Marie-Solange Milleron
Marie-Solange est la directrice du secteur terre et naval au sein d’Optronique et Electronique de Missiles chez Thales. La jeune femme de 37 ans a été nommée à ce poste en septembre 2021, se retrouvant à la tête d’une équipe, qui, mis à part une autre jeune femme, est constituée exclusivement d’hommes de plus de 50 ans qui « ont des filles de mon âge ! » Elle sourit. « C’est ma jeunesse qui les a surpris plutôt que le fait d’être une femme », analyse-t-elle.
Ingénieure électronique, son parcours est atypique même si elle dit n’avoir que suivi les pas de son père et de son frère, ingénieurs. Le début est somme toute assez classique : Bac S, prépa, Supélec (depuis 2015 CentralSupélec). C’est en dernière année que son parcours diverge : elle saute sur l’occasion qui lui est offerte de postuler à la Georgia Institute of Technology (plus communément nommé Georgia Tech) à Atlanta dans l’état de Géorgie aux États-Unis. Une université de 16 000 étudiants comparée à moins de 2 000 pour Supélec. Et puis Atlanta ce n’est pas Gif-sur-Yvette !! « J’ai toujours voulu aller aux USA mais c’est vrai que cela a été très difficile. Pendant six mois je n’arrivais pas à prendre de notes », rit-elle. Mais le résultat c’est qu’aujourd’hui elle parle couramment anglais, avec un accent américain bien sûr !

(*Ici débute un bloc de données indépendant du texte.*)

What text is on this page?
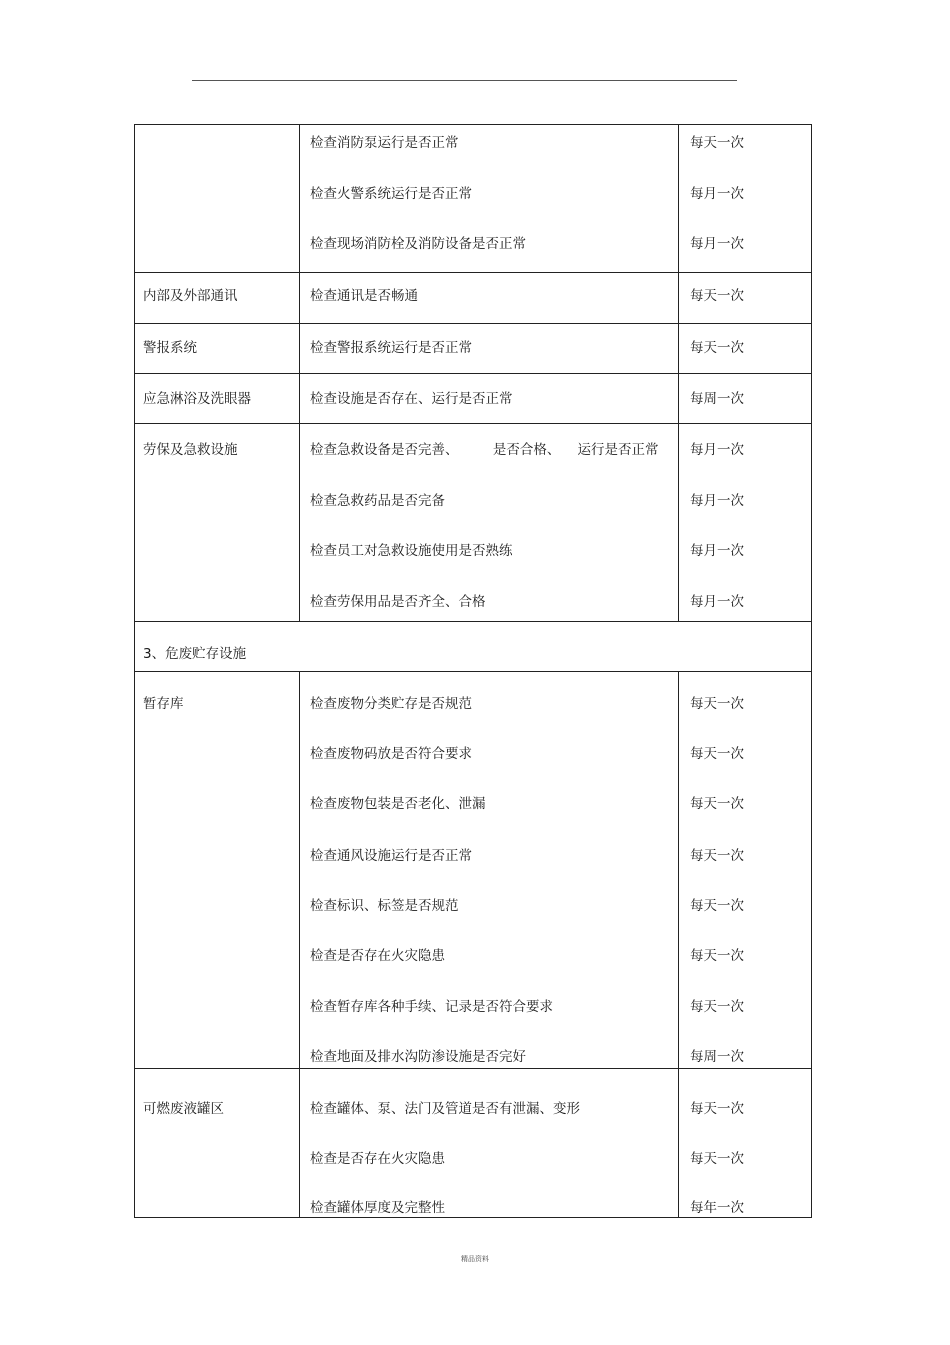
检查消防泵运行是否正常	每天一次
检查火警系统运行是否正常	每月一次
检查现场消防栓及消防设备是否正常	每月一次
内部及外部通讯	检查通讯是否畅通	每天一次
警报系统	检查警报系统运行是否正常	每天一次
应急淋浴及洗眼器	检查设施是否存在、运行是否正常	每周一次
劳保及急救设施	检查急救设备是否完善、        是否合格、    运行是否正常 每月一次
检查急救药品是否完备	每月一次
检查员工对急救设施使用是否熟练	每月一次
检查劳保用品是否齐全、合格	每月一次
3、危废贮存设施
暂存库	检查废物分类贮存是否规范	每天一次
检查废物码放是否符合要求	每天一次
检查废物包装是否老化、泄漏	每天一次
检查通风设施运行是否正常	每天一次
检查标识、标签是否规范	每天一次
检查是否存在火灾隐患	每天一次
检查暂存库各种手续、记录是否符合要求	每天一次
检查地面及排水沟防渗设施是否完好	每周一次
可燃废液罐区	检查罐体、泵、法门及管道是否有泄漏、变形	每天一次
检查是否存在火灾隐患	每天一次
检查罐体厚度及完整性	每年一次
精品资料
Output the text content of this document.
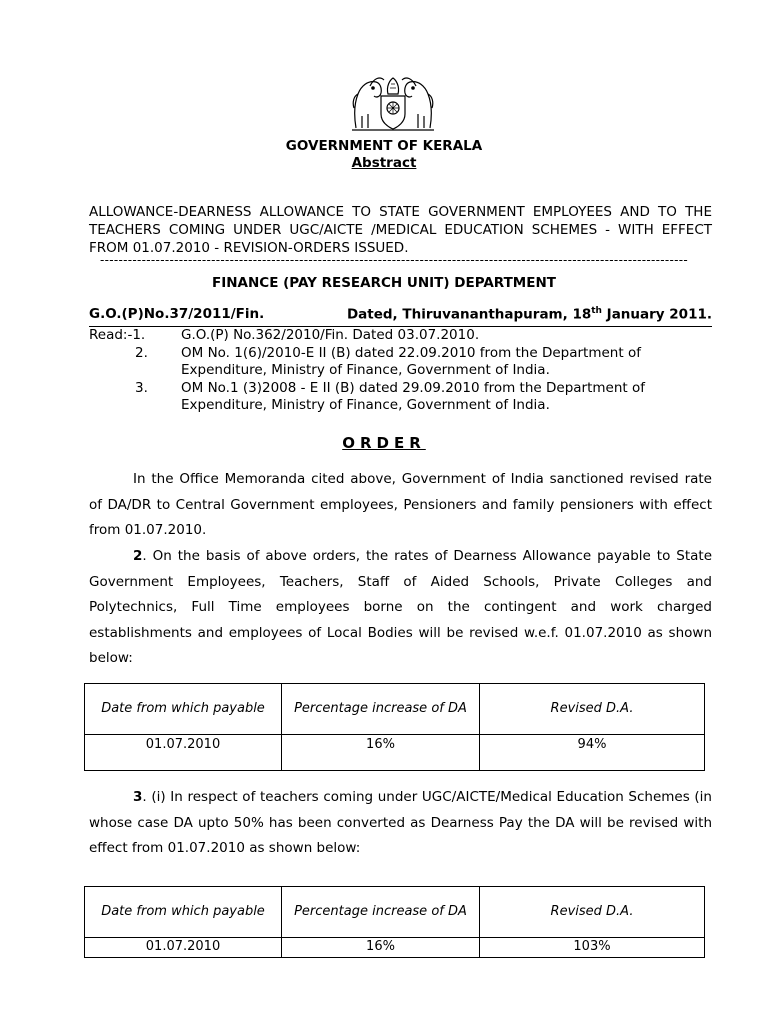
GOVERNMENT OF KERALA
Abstract
ALLOWANCE-DEARNESS ALLOWANCE TO STATE GOVERNMENT EMPLOYEES AND TO THE TEACHERS COMING UNDER UGC/AICTE /MEDICAL EDUCATION SCHEMES - WITH EFFECT FROM 01.07.2010 - REVISION-ORDERS ISSUED.
-------------------------------------------------------------------------------------------------------------------------------
FINANCE (PAY RESEARCH UNIT) DEPARTMENT
G.O.(P)No.37/2011/Fin.	Dated, Thiruvananthapuram, 18th January 2011.
Read:-1.	G.O.(P) No.362/2010/Fin. Dated 03.07.2010.
2.	OM No. 1(6)/2010-E II (B) dated 22.09.2010 from the Department of Expenditure, Ministry of Finance, Government of India.
3.	OM No.1 (3)2008 - E II (B) dated 29.09.2010 from the Department of Expenditure, Ministry of Finance, Government of India.
ORDER
In the Office Memoranda cited above, Government of India sanctioned revised rate of DA/DR to Central Government employees, Pensioners and family pensioners with effect from 01.07.2010.
2. On the basis of above orders, the rates of Dearness Allowance payable to State Government Employees, Teachers, Staff of Aided Schools, Private Colleges and Polytechnics, Full Time employees borne on the contingent and work charged establishments and employees of Local Bodies will be revised w.e.f. 01.07.2010 as shown below:
Date from which payable	Percentage increase of DA	Revised D.A.
01.07.2010	16%	94%
3. (i) In respect of teachers coming under UGC/AICTE/Medical Education Schemes (in whose case DA upto 50% has been converted as Dearness Pay the DA will be revised with effect from 01.07.2010 as shown below:
Date from which payable	Percentage increase of DA	Revised D.A.
01.07.2010	16%	103%
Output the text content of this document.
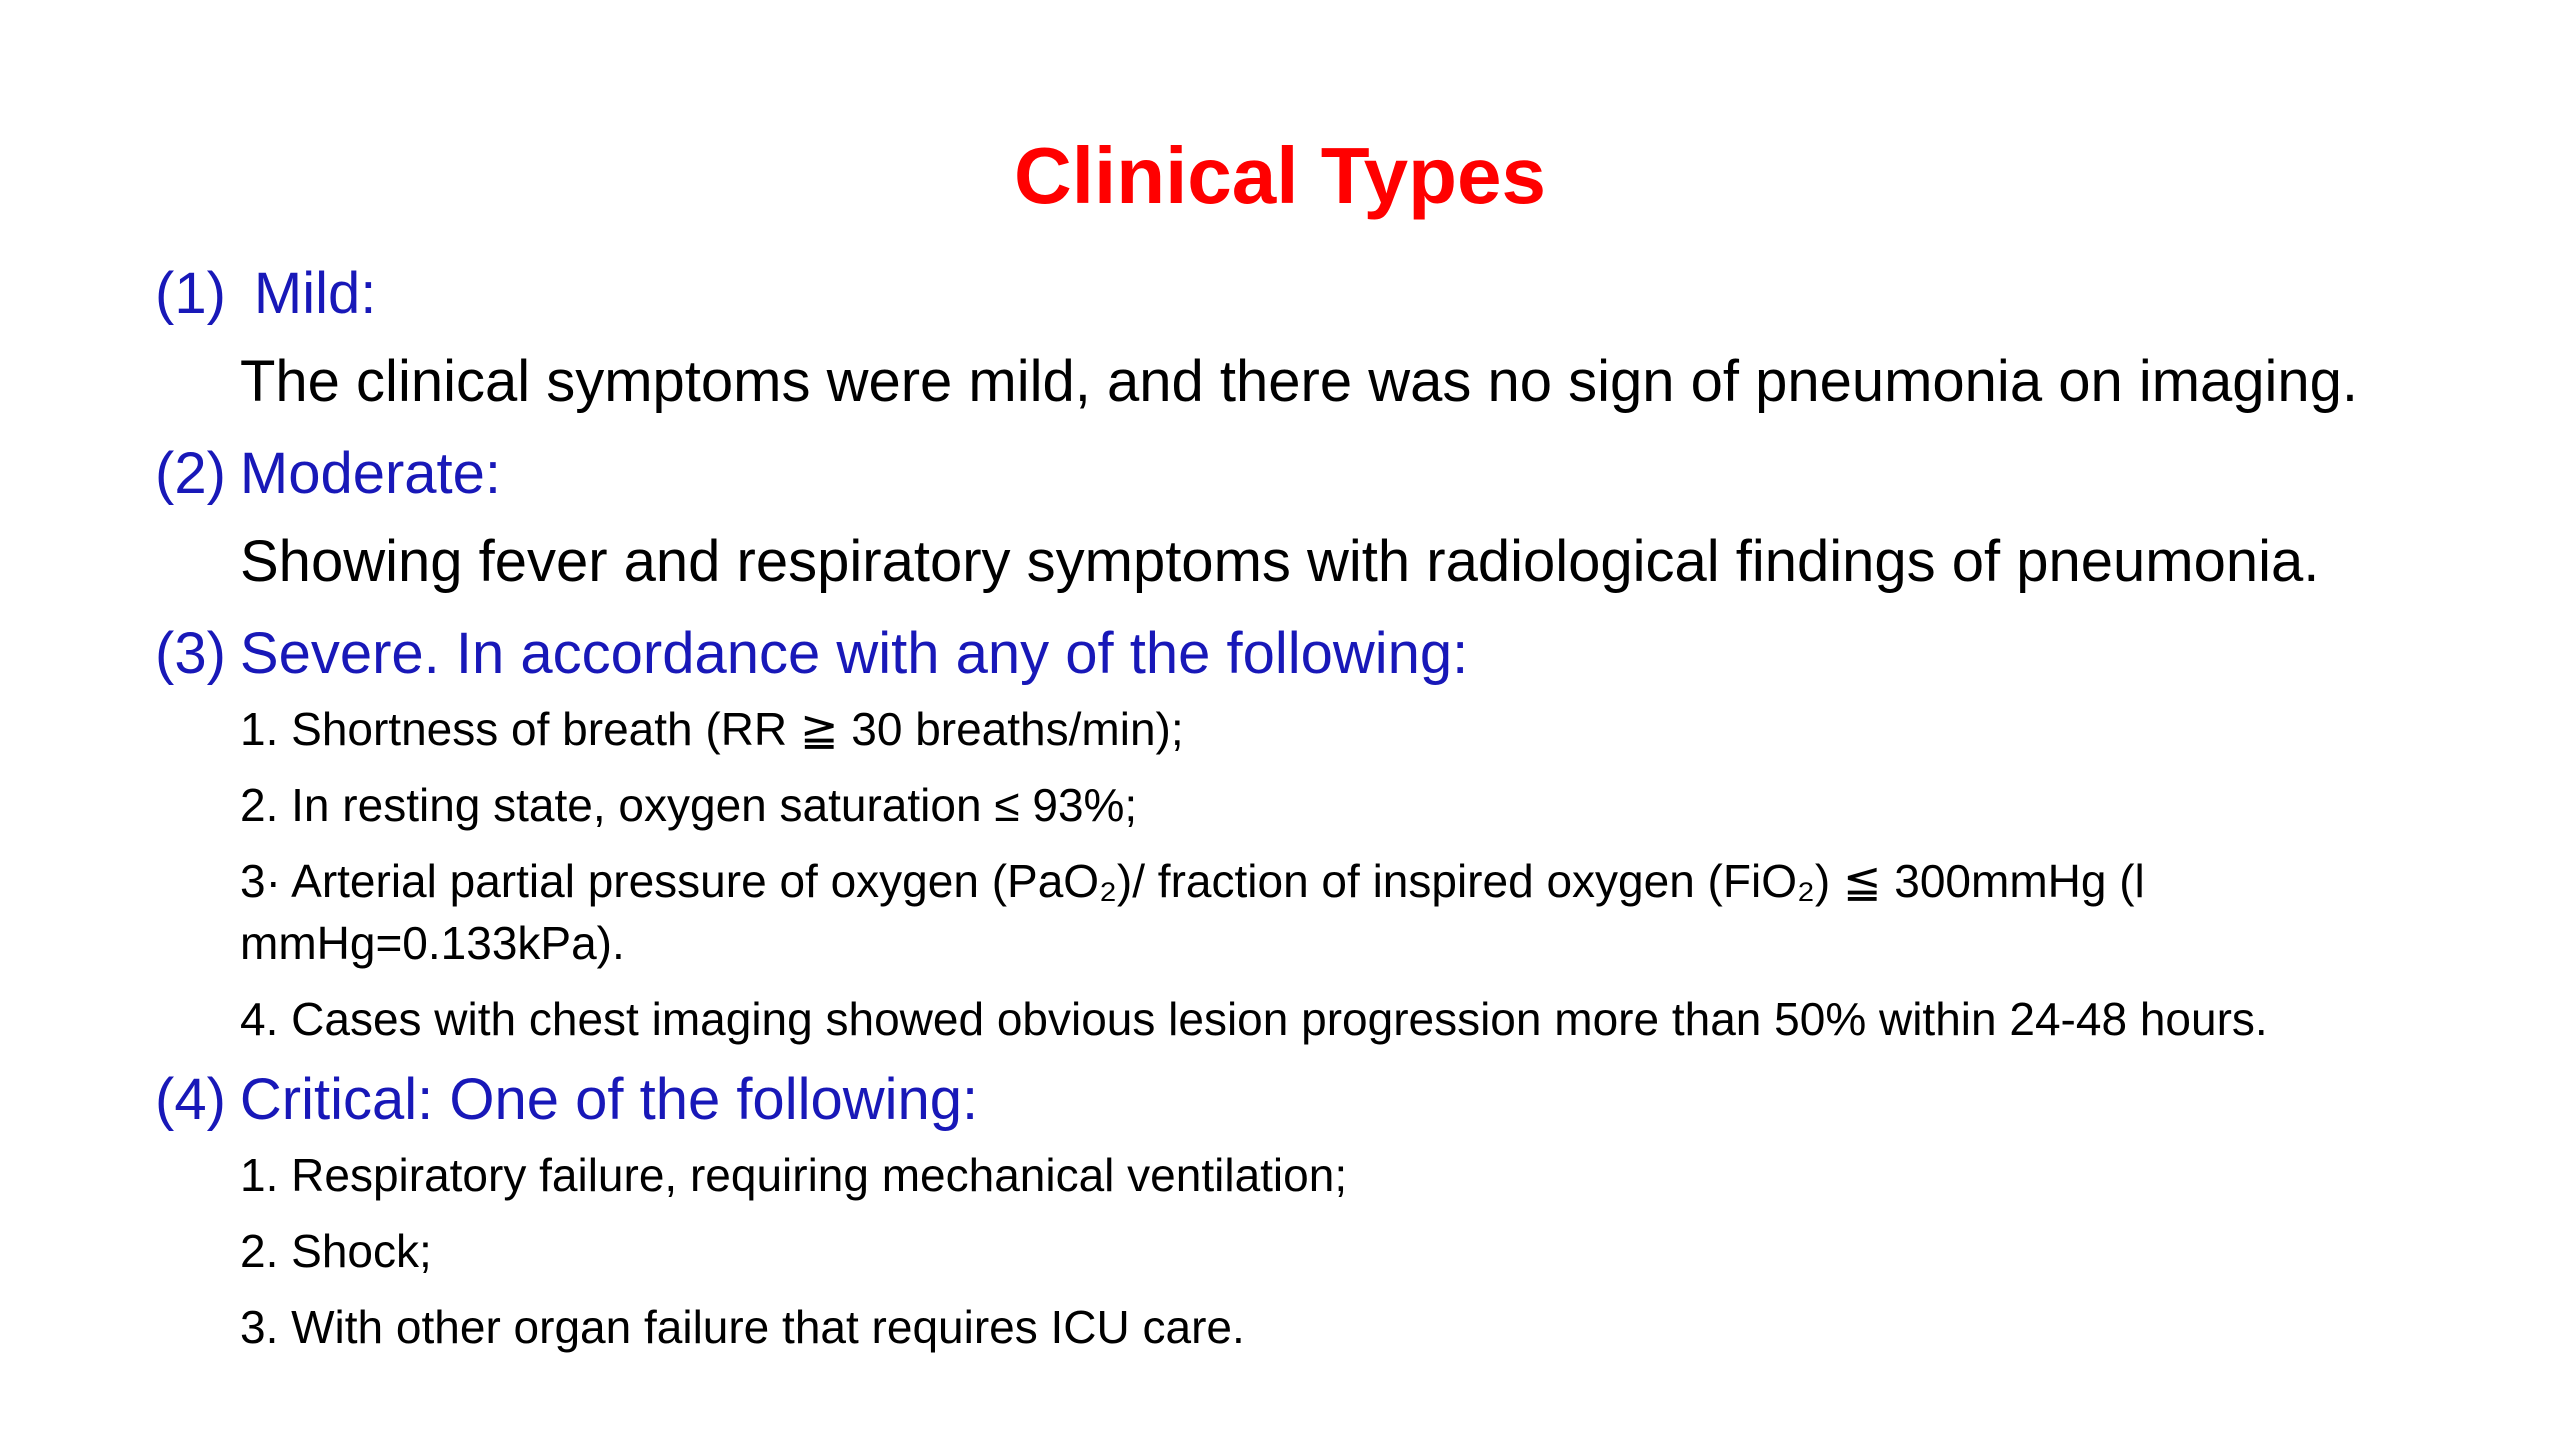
Clinical Types
(1) Mild:
The clinical symptoms were mild, and there was no sign of pneumonia on imaging.
(2) Moderate:
Showing fever and respiratory symptoms with radiological findings of pneumonia.
(3) Severe. In accordance with any of the following:
1. Shortness of breath (RR ≧ 30 breaths/min);
2. In resting state, oxygen saturation ≤ 93%;
3· Arterial partial pressure of oxygen (PaO₂)/ fraction of inspired oxygen (FiO₂) ≦ 300mmHg (l mmHg=0.133kPa).
4. Cases with chest imaging showed obvious lesion progression more than 50% within 24-48 hours.
(4) Critical: One of the following:
1. Respiratory failure, requiring mechanical ventilation;
2. Shock;
3. With other organ failure that requires ICU care.
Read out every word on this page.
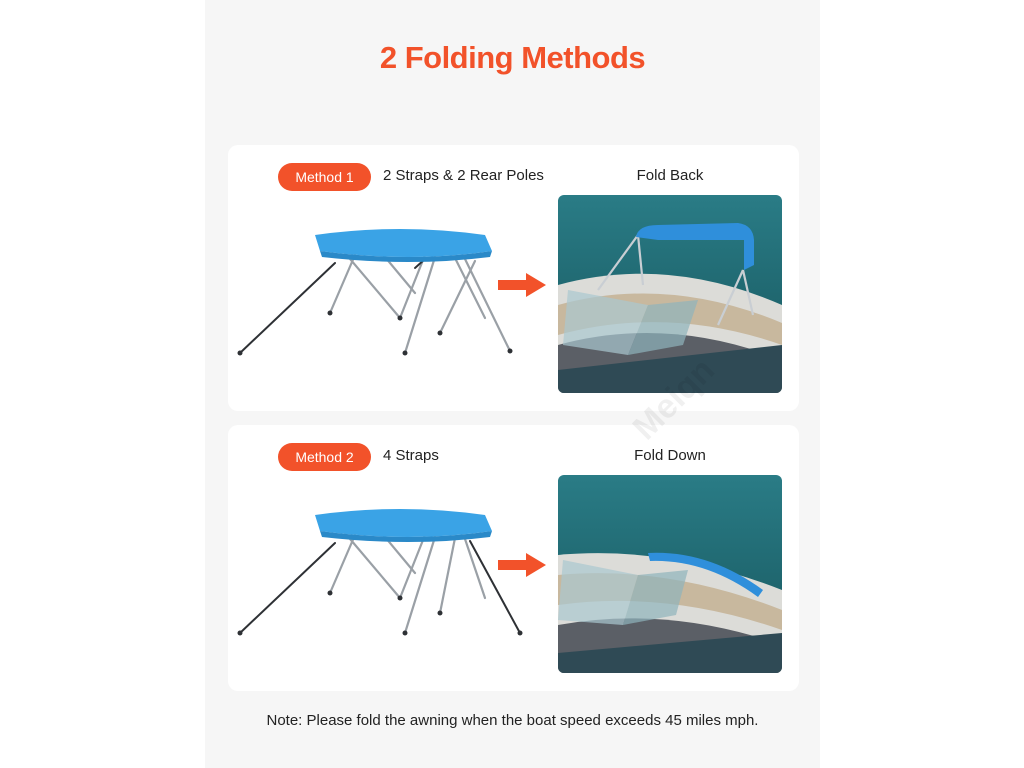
2 Folding Methods
Method 1	2 Straps & 2 Rear Poles	Fold Back
Method 2	4 Straps	Fold Down
Note: Please fold the awning when the boat speed exceeds 45 miles mph.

Avec son MS (Master of Science) en poche en 2006, elle décide de rester aux USA, quittant la Géorgie pour la Californie où elle a décroché un poste chez Qualcomm à San Diego « où, en gros, je ‘designais’ des puces » tout en maintenant une relation à distance avec son fiancé rencontré à Supélec qui, lui, est resté en France.
Mais Benjamin, ingénieur dans l’ industrie pétrolière, la rejoint en 2010 quand elle change d’employeur et de lieu de travail, troquant Qualcomm pour Texas Instruments et la douceur de vivre d’une ville de bord de mer en Californie pour une autre dans le plat pays texan : Dallas. Elle n’en dit pas grand-chose mais son visage en dit long ! Le Texas ne convient pas au couple en dépit d’une belle maison en brique dans une zone résidentielle verdoyante. En sus, son employeur ne lui laissant que peu d’opportunités pour évoluer vers le côté business, probablement car elle montre de brillants résultats techniques avec deux brevets publiés, le couple jette l’éponge au bout de deux ans et demi pour s’installer à Londres où Marie-Solange entreprend un MBA au London Business School.
Elle a ensuite travaillé pendant trois ans pour McKinsey mais elle se réoriente rapidement « et j’ai passé 50 % de mon temps à m’occuper de la transformation digitale ».
C’est en 2018 qu’elle fut contactée par un chasseur de tête qui cherchait un directeur de cabinet pour Patrice Caine, le PDG de Thales. « Curieuse de voir » elle trouve chez Caine un vrai désir d’embaucher plus de femmes ainsi qu’une « personne très humaine pour qui concilier une vie de famille et la vie professionnelle est très important ! ».
Alors pendant trois ans elle est la directrice du CEO office de Caine, préparant ses rendez-vous, rédigeant ses speechs et découvrant le groupe Thales dans toute sa complexité, à travers sa dualité civile/militaire et ses divisions différentes (aéronautique civile et militaire, défense terrestre et navale, sécurité, espace et transport). Elle prend Caine au mot et un petit frère se joint à sa fille de quatre ans lui permettant de prendre « un congé maternité qui s’est très bien passé ».
Puis, quand Thales lui propose son poste actuel à la suite, elle réfléchit à ce qui compte pour elle dans son travail « car j’ai besoin de sens. Je me suis rendu compte que pour moi, travailler dans le secteur de la défense c’est apporter mes compétences pour mon pays ».
Marie-Solange concède que certains de ses amis « se questionnent » à propos de son métier dans la défense mais pour elle son travail contribue à « permettre à mon pays d’être souverain ». Elle appelle de ses vœux que plus de gens se mettent « au service de notre pays ».
La jeune femme dit n’avoir pas subi de remarques déplacées en dépit de la surprise suscitée par sa jeunesse dans son poste actuel. « Les équipes veulent un chef qui décide », déclare-t-elle. Son travail a été récompensé par la remarque d’un de ses collègues qui lui avoue admirer « énormément » sa « motivation ».
Une motivation qui vaut aussi pour elle-même. En dépit de la présence d’une nounou et d’un mari qui « fait tous les repas » et qui partage les tâches ménagères à 50 %, « il faut être très, très organisée », souligne-t-elle pour que les deux membres du couple puissent mener de front des carrières intéressantes et une vie de famille.